In sharp contrast to the Philip Morris remand decision upholding an nearly 100 to 1 ratio (prior posts here, here, and here), the court noted " we think that, if a nine-to-one ratio between punitive and compensatory damages is at the limit of what the Due Process Clause normally will allow a court to impose on any tortious conduct [including physical injury], then the limit must be significantly lower for conduct that causes or risks only economic injury." This language certainly seems to support Tony Sebok's position that the Philip Morris remand was a results-oriented outcome designed to avoid giving a "win" to an unpopular defendant.
Sunday, February 24, 2008
Tuesday, February 19, 2008
In his latest FindLaw column, Tony Sebok addresses the Oregon Supreme Court's decision to again affirm a $79.5 million punitive damages award against Philip Morris following remand by the U.S. Supreme Court.

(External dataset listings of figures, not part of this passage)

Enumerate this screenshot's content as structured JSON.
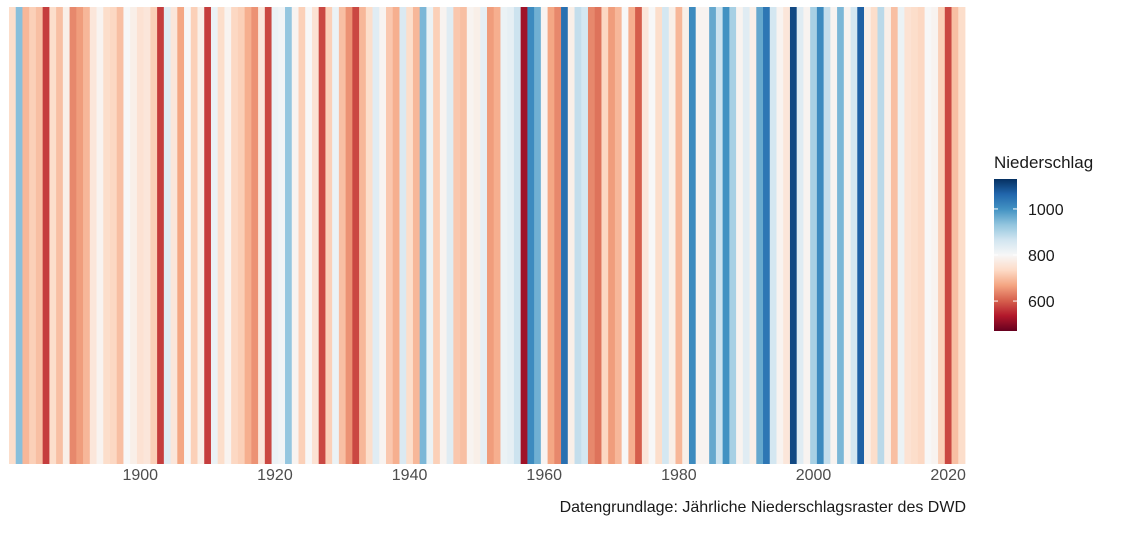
{
  "chart_data": {
    "type": "heatmap",
    "title": "",
    "xlabel": "",
    "ylabel": "",
    "xlim": [
      1881,
      2022
    ],
    "x_ticks": [
      1900,
      1920,
      1940,
      1960,
      1980,
      2000,
      2020
    ],
    "grid": false,
    "legend_placement": "right",
    "caption": "Datengrundlage: Jährliche Niederschlagsraster des DWD",
    "legend": {
      "title": "Niederschlag",
      "breaks": [
        600,
        800,
        1000
      ],
      "limits": [
        470,
        1130
      ],
      "colors": [
        "#67001f",
        "#b2182b",
        "#d6604d",
        "#f4a582",
        "#fddbc7",
        "#f7f7f7",
        "#d1e5f0",
        "#92c5de",
        "#4393c3",
        "#2166ac",
        "#053061"
      ]
    },
    "series": [
      {
        "years": [
          1881,
          1882,
          1883,
          1884,
          1885,
          1886,
          1887,
          1888,
          1889,
          1890,
          1891,
          1892,
          1893,
          1894,
          1895,
          1896,
          1897,
          1898,
          1899,
          1900,
          1901,
          1902,
          1903,
          1904,
          1905,
          1906,
          1907,
          1908,
          1909,
          1910,
          1911,
          1912,
          1913,
          1914,
          1915,
          1916,
          1917,
          1918,
          1919,
          1920,
          1921,
          1922,
          1923,
          1924,
          1925,
          1926,
          1927,
          1928,
          1929,
          1930,
          1931,
          1932,
          1933,
          1934,
          1935,
          1936,
          1937,
          1938,
          1939,
          1940,
          1941,
          1942,
          1943,
          1944,
          1945,
          1946,
          1947,
          1948,
          1949,
          1950,
          1951,
          1952,
          1953,
          1954,
          1955,
          1956,
          1957,
          1958,
          1959,
          1960,
          1961,
          1962,
          1963,
          1964,
          1965,
          1966,
          1967,
          1968,
          1969,
          1970,
          1971,
          1972,
          1973,
          1974,
          1975,
          1976,
          1977,
          1978,
          1979,
          1980,
          1981,
          1982,
          1983,
          1984,
          1985,
          1986,
          1987,
          1988,
          1989,
          1990,
          1991,
          1992,
          1993,
          1994,
          1995,
          1996,
          1997,
          1998,
          1999,
          2000,
          2001,
          2002,
          2003,
          2004,
          2005,
          2006,
          2007,
          2008,
          2009,
          2010,
          2011,
          2012,
          2013,
          2014,
          2015,
          2016,
          2017,
          2018,
          2019,
          2020,
          2021,
          2022
        ],
        "values": [
          740,
          940,
          690,
          720,
          700,
          570,
          740,
          700,
          780,
          640,
          660,
          690,
          760,
          790,
          740,
          730,
          700,
          800,
          780,
          750,
          760,
          720,
          570,
          840,
          760,
          670,
          800,
          720,
          780,
          570,
          820,
          740,
          790,
          730,
          720,
          680,
          650,
          760,
          580,
          820,
          810,
          930,
          790,
          720,
          800,
          750,
          580,
          720,
          820,
          700,
          650,
          580,
          690,
          740,
          840,
          790,
          710,
          680,
          850,
          740,
          690,
          950,
          820,
          720,
          790,
          840,
          710,
          700,
          790,
          780,
          830,
          660,
          680,
          820,
          830,
          870,
          520,
          1010,
          960,
          790,
          670,
          640,
          1050,
          780,
          880,
          860,
          640,
          620,
          730,
          660,
          690,
          800,
          680,
          600,
          760,
          800,
          740,
          860,
          780,
          690,
          780,
          1010,
          790,
          790,
          970,
          870,
          1000,
          910,
          790,
          840,
          780,
          970,
          1040,
          860,
          790,
          760,
          1100,
          840,
          790,
          910,
          1010,
          880,
          790,
          950,
          790,
          860,
          1070,
          780,
          740,
          890,
          780,
          700,
          820,
          750,
          740,
          730,
          800,
          790,
          720,
          580,
          700,
          740
        ]
      }
    ]
  }
}
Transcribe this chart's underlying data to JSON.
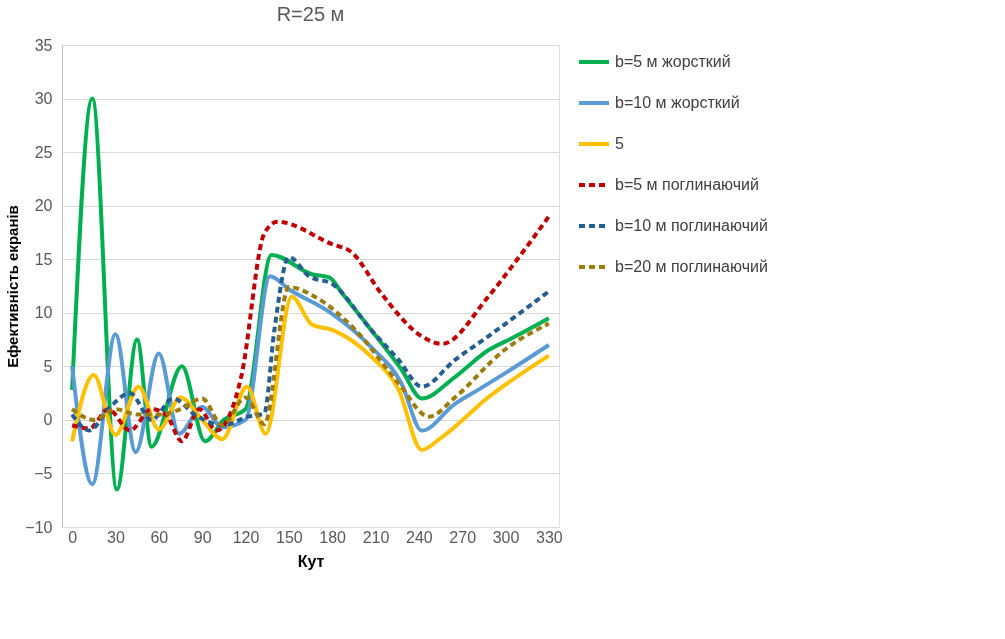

As Sebok points out, "[t]he Oregon Supreme Court held that reinstatement of the award was appropriate because there were independent and adequate state law grounds for doing so." But, as Sebok notes, "[t]hose grounds had never been previously identified by the Oregon Supreme Court in its two earlier decisions (the ones that had been reversed by the U.S. Supreme Court.)" Sebok argues that the Oregon Supreme Court put "form over substance" in a results-oriented fashion in order to avoid "giving a victory to a hated tobacco-company defendant." While Sebok finds it unlikely that the U.S. Supreme Court will grant cert in this case for the third time, he expresses his hope that the USSC will GVR the case because "[t]hat would be a fitting response to a state court that seems to think that winning is the only thing that matters."